Ernest Haeckle has said that there is nothing constant but change. He might have said also that there is a no more consistent thing in its constancy than human inconsistency. And Herbert Spencer rightfully said that, as he grew older, the more and more he realized the extent to which mankind is governed by irrationality. Billings was probably right when he said, “It is not so much the ignorance of men that makes them ridiculous as what they know that is not so.”
German Philosophy and Politics. By John Dewey, Professor of Philosophy in Columbia University. New York, 1915. Henry Holt & Co. Price, $1.25 net, pp. 134.
Dr. John Dewey, one of the world’s greatest philosophers, here gives the unprofessional philosopher a succinct notion of the development of classic German philosophy from Kant to Hegel. All technical details are omitted. Professor Dewey gives some interesting side-lights on German war philosophy, and shows how German thought took shape in the struggle for German nationality against the Napoleonic menace, and how profoundly that crisis affected the philosophy of morals, of the state, and of history which has since that time penetrated into the common consciousness of Germany.

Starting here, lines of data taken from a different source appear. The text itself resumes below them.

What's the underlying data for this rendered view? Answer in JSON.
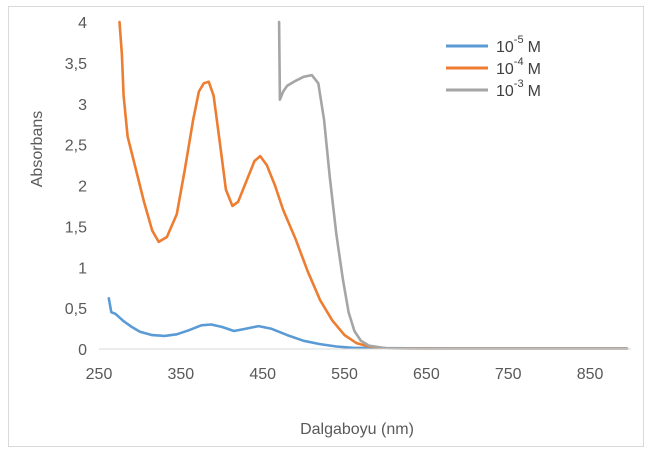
{
  "chart_data": {
    "type": "line",
    "title": "",
    "xlabel": "Dalgaboyu (nm)",
    "ylabel": "Absorbans",
    "xlim": [
      250,
      900
    ],
    "ylim": [
      0,
      4
    ],
    "x_ticks": [
      "250",
      "350",
      "450",
      "550",
      "650",
      "750",
      "850"
    ],
    "y_ticks": [
      "0",
      "0,5",
      "1",
      "1,5",
      "2",
      "2,5",
      "3",
      "3,5",
      "4"
    ],
    "grid": false,
    "legend_position": "top-right",
    "series": [
      {
        "name": "10-5 M",
        "legend_base": "10",
        "legend_exp": "-5",
        "legend_unit": "M",
        "color": "#5b9bd5",
        "points": [
          [
            262,
            0.62
          ],
          [
            265,
            0.45
          ],
          [
            270,
            0.43
          ],
          [
            280,
            0.34
          ],
          [
            290,
            0.27
          ],
          [
            300,
            0.21
          ],
          [
            315,
            0.17
          ],
          [
            330,
            0.16
          ],
          [
            345,
            0.18
          ],
          [
            360,
            0.23
          ],
          [
            375,
            0.29
          ],
          [
            387,
            0.3
          ],
          [
            400,
            0.27
          ],
          [
            415,
            0.22
          ],
          [
            430,
            0.25
          ],
          [
            445,
            0.28
          ],
          [
            460,
            0.25
          ],
          [
            480,
            0.17
          ],
          [
            500,
            0.1
          ],
          [
            520,
            0.06
          ],
          [
            540,
            0.03
          ],
          [
            560,
            0.015
          ],
          [
            600,
            0.01
          ],
          [
            700,
            0.005
          ],
          [
            895,
            0.005
          ]
        ]
      },
      {
        "name": "10-4 M",
        "legend_base": "10",
        "legend_exp": "-4",
        "legend_unit": "M",
        "color": "#ed7d31",
        "points": [
          [
            275,
            4.0
          ],
          [
            278,
            3.6
          ],
          [
            280,
            3.1
          ],
          [
            285,
            2.6
          ],
          [
            295,
            2.2
          ],
          [
            305,
            1.8
          ],
          [
            315,
            1.45
          ],
          [
            323,
            1.31
          ],
          [
            333,
            1.37
          ],
          [
            345,
            1.65
          ],
          [
            355,
            2.2
          ],
          [
            365,
            2.8
          ],
          [
            372,
            3.15
          ],
          [
            378,
            3.25
          ],
          [
            384,
            3.27
          ],
          [
            390,
            3.1
          ],
          [
            398,
            2.5
          ],
          [
            405,
            1.95
          ],
          [
            413,
            1.75
          ],
          [
            420,
            1.8
          ],
          [
            430,
            2.05
          ],
          [
            440,
            2.3
          ],
          [
            447,
            2.36
          ],
          [
            455,
            2.25
          ],
          [
            465,
            2.0
          ],
          [
            475,
            1.7
          ],
          [
            490,
            1.35
          ],
          [
            505,
            0.95
          ],
          [
            520,
            0.6
          ],
          [
            535,
            0.35
          ],
          [
            550,
            0.17
          ],
          [
            565,
            0.07
          ],
          [
            580,
            0.03
          ],
          [
            600,
            0.01
          ],
          [
            650,
            0.005
          ],
          [
            895,
            0.005
          ]
        ]
      },
      {
        "name": "10-3 M",
        "legend_base": "10",
        "legend_exp": "-3",
        "legend_unit": "M",
        "color": "#a5a5a5",
        "points": [
          [
            470,
            4.0
          ],
          [
            471,
            3.05
          ],
          [
            475,
            3.15
          ],
          [
            480,
            3.22
          ],
          [
            490,
            3.28
          ],
          [
            500,
            3.33
          ],
          [
            510,
            3.35
          ],
          [
            518,
            3.25
          ],
          [
            525,
            2.8
          ],
          [
            532,
            2.1
          ],
          [
            540,
            1.4
          ],
          [
            548,
            0.85
          ],
          [
            555,
            0.45
          ],
          [
            562,
            0.22
          ],
          [
            570,
            0.1
          ],
          [
            580,
            0.04
          ],
          [
            600,
            0.01
          ],
          [
            650,
            0.005
          ],
          [
            895,
            0.005
          ]
        ]
      }
    ]
  }
}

Doctor Dewey thinks that cavalry generals who employ philosophy to bring home practical lessons are mighty rare outside of Germany. More significant than the words themselves are their occasion and the occupation of the one who utters them. Outside of Germany it would be indeed hard to find an audience where an appeal for military preparedness would be reinforced by allusions to the Critique of Pure Reason. By taking the statements as given by the German philosophers one can understand the temper in which opinion in Germany meets a national crisis. When the philosopher Eucken, who received the Nobel prize for contributing to the idealistic literature of the world, justifies the part taken by Germany in a world war because the Germans alone do not represent a particularistic and nationalistic spirit, but embody the “universalism” of humanity itself, he utters a conviction bred in German thought by the ruling interpretation of German philosophic idealism. By the side of this motif the glorification of war as a biologic necessity, forced by increase of population, is a secondary detail giving a totally false impression when isolated from its context. Philosophical justification of war follows inevitably from a philosophy of history composed in nationalistic terms. The author says that history is the movement, the march of God on earth through time. Only one nation at a time can be last and hence the fullest realization of God.

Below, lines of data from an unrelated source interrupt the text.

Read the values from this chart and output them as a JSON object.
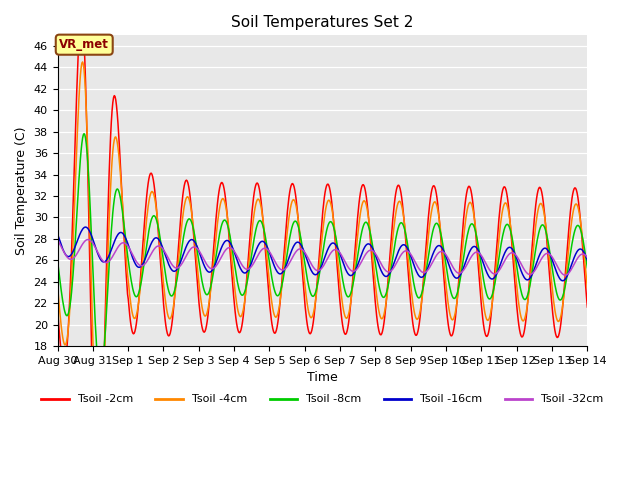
{
  "title": "Soil Temperatures Set 2",
  "xlabel": "Time",
  "ylabel": "Soil Temperature (C)",
  "ylim": [
    18,
    47
  ],
  "yticks": [
    18,
    20,
    22,
    24,
    26,
    28,
    30,
    32,
    34,
    36,
    38,
    40,
    42,
    44,
    46
  ],
  "xtick_labels": [
    "Aug 30",
    "Aug 31",
    "Sep 1",
    "Sep 2",
    "Sep 3",
    "Sep 4",
    "Sep 5",
    "Sep 6",
    "Sep 7",
    "Sep 8",
    "Sep 9",
    "Sep 10",
    "Sep 11",
    "Sep 12",
    "Sep 13",
    "Sep 14"
  ],
  "line_colors": [
    "#ff0000",
    "#ff8800",
    "#00cc00",
    "#0000cc",
    "#bb44cc"
  ],
  "line_labels": [
    "Tsoil -2cm",
    "Tsoil -4cm",
    "Tsoil -8cm",
    "Tsoil -16cm",
    "Tsoil -32cm"
  ],
  "bg_color": "#e8e8e8",
  "annotation_text": "VR_met",
  "grid_color": "#ffffff"
}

The War and America. By Hugo Münsterberg. D. Appleton & Co., New York and London. 1915. $1.00 net, pp. 210.
The Peace and America. By Prof. Hugo Münsterberg. D. Appleton & Co., New York and London. 1915. Price $1.00 net, pp. 280.
These two illuminating books written by Professor Münsterberg of Harvard University, give a wealth of information regarding the causes of the Great War. He is known as perhaps the greatest psychologist in America to-day. He is, however, well qualified to write on this great subject on account of his intense interest in the outcome of the conflict, and also on account of his great desire for peace between nations.

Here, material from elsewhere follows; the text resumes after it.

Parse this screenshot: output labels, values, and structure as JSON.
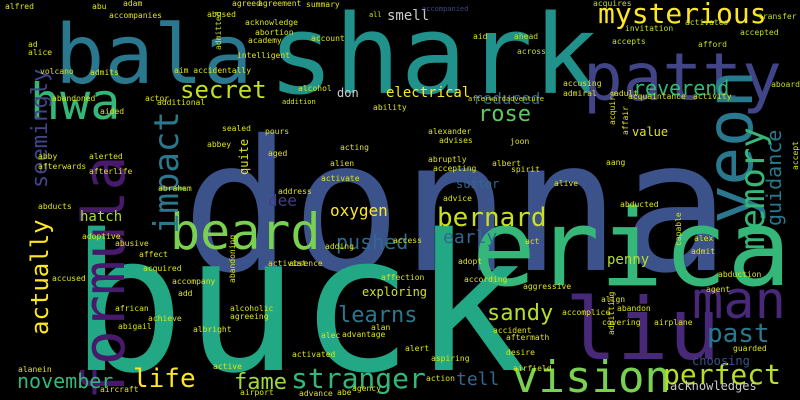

The War and America discusses the essential factors and issues of the European War and their meaning and import for Americans. All the fighting that has been done through the thousands of years past were nothing but mere skirmishes as compared with the conflict of to-day. The one great lesson for America in the European conflict will show that the loss and waste will be so much larger than the righting of a possible wrong will amount to that it will be utterly impossible to even think of going into a war on a large scale as has been done in the Great War. All concessions could have been granted a half dozen times over by each and every nation involved in the conflict, and yet, the cost would have been but a mere drop in the bucket as compared with what it now amounts to, after one year of hostilities. Professor Münsterberg says: “A gigantic destruction of human life such as this war demands must naturally force on everyone the wish for a substitute which is less painful to the imagination.” Perhaps good will come of the war in that respect. It will be such a lesson to the world that it will be thoroughly awakened to the real danger of the present foolish method of settling international disputes. Professor Münsterberg is a writer of great fame, having written more books on Psychology than any other man, he gives a broad interpretation to that peculiar state of international affairs which have ultimately to reckon with the Peace Movement.
THE INFORMATION DESK
An article by Ellis B. Usher, of the University of Wisconsin, in a current magazine, says the vote of the State is steadily falling off. In the year 1900 the percentage of votes cast to the voting population was a fraction above 74. In 1912 the percentage had fallen to 46½, and in 1914 it was only 43. Professor Usher attributes the steady decrease in the number of votes cast to the disgust of the voters with the primary election laws and other meddlesome legislation. “We have attempted,” he says, “to substitute machinery for citizenship. We have cumbered our statute books with laws, and expected them, unaided and automatically to create citizens faithful to their duties. Instead, this new machinery has proved an annoyance, and a restraint upon the electorate, and has defeated that untrammeled action by the voter that is of the highest essence of citizenship.”